Personal information
- Full name: Amadou Matar Coundoul
- Date of birth: 19 May 2002 (age 24)
- Place of birth: Guédiawaye, Senegal
- Height: 1.94 m (6 ft 4 in)
- Position: Forward

Team information
- Current team: Académica (on loan from Sporting Gijón)
- Number: 92

Youth career
- Diambars
- 2020–2021: Raíces

Senior career*
- Years: Team / Apps / (Gls)
- 2021–2024: Llanera / 64 / (36)
- 2023: → Montijo (loan) / 11 / (0)
- 2024–2025: Sporting B / 32 / (16)
- 2025–: Sporting Gijón / 15 / (1)
- 2026–: → Académica (loan) / 3 / (1)

International career
- 2019: Senegal U17 / 1 / (0)

= Amadou Coundoul =

Senegalese footballer (born 2002)

Amadou Matar Coundoul (born 19 May 2002) is a Senegalese footballer who plays as a forward for Liga Portugal 2 club Académica de Coimbra on loan from Spanish club Sporting de Gijón.

==Club career==
Born in Guédiawaye, Coundoul played for local side Diambars FC before being brought to Spain in 2020, where he played for CD Raíces as a youth. In 2021, he joined Segunda División RFEF side UD Llanera.

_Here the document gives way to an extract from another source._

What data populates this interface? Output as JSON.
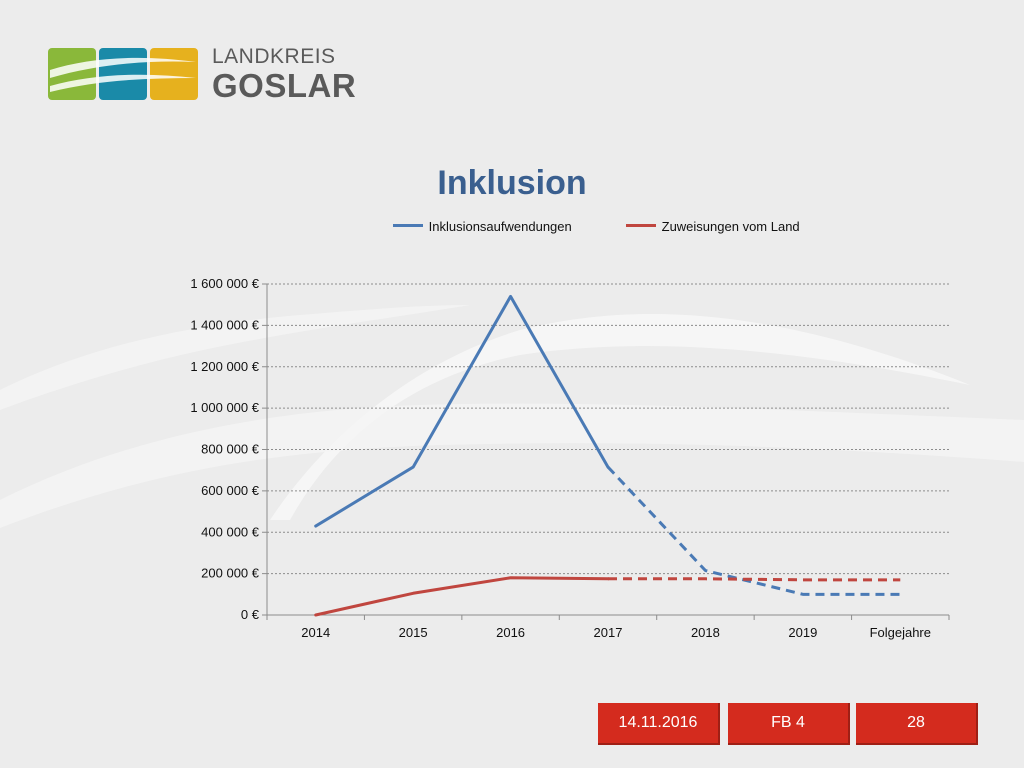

On 12 January 2023, after suffering relegation with Llanera, Coundoul was loaned to UD Montijo in the fourth tier, until June. Back to his parent club in July, he scored 30 goals in just 34 matches during the 2023–24 season, and moved to Sporting de Gijón on 29 June 2024, being initially assigned to the reserves also in the fifth division.

Coundoul was the top scorer of Sporting Atlético during the 2024–25 campaign with 17 goals, and was called up to the first team in July 2025 for pre-season. On 12 August of that year, he signed a professional one-year contract with the main squad, with an option for a further three years.

Coundoul made his professional debut on 23 August 2025, coming on as a late substitute for Juan Otero in a 1–0 Segunda División away win over AD Ceuta FC. On 29 July of the following year, after being sparingly used, he was loaned to Liga Portugal 2 side Académica de Coimbra for one year, with a buyout clause.

==International career==
In 2019, Coundoul was called up to the Senegal national under-17 team.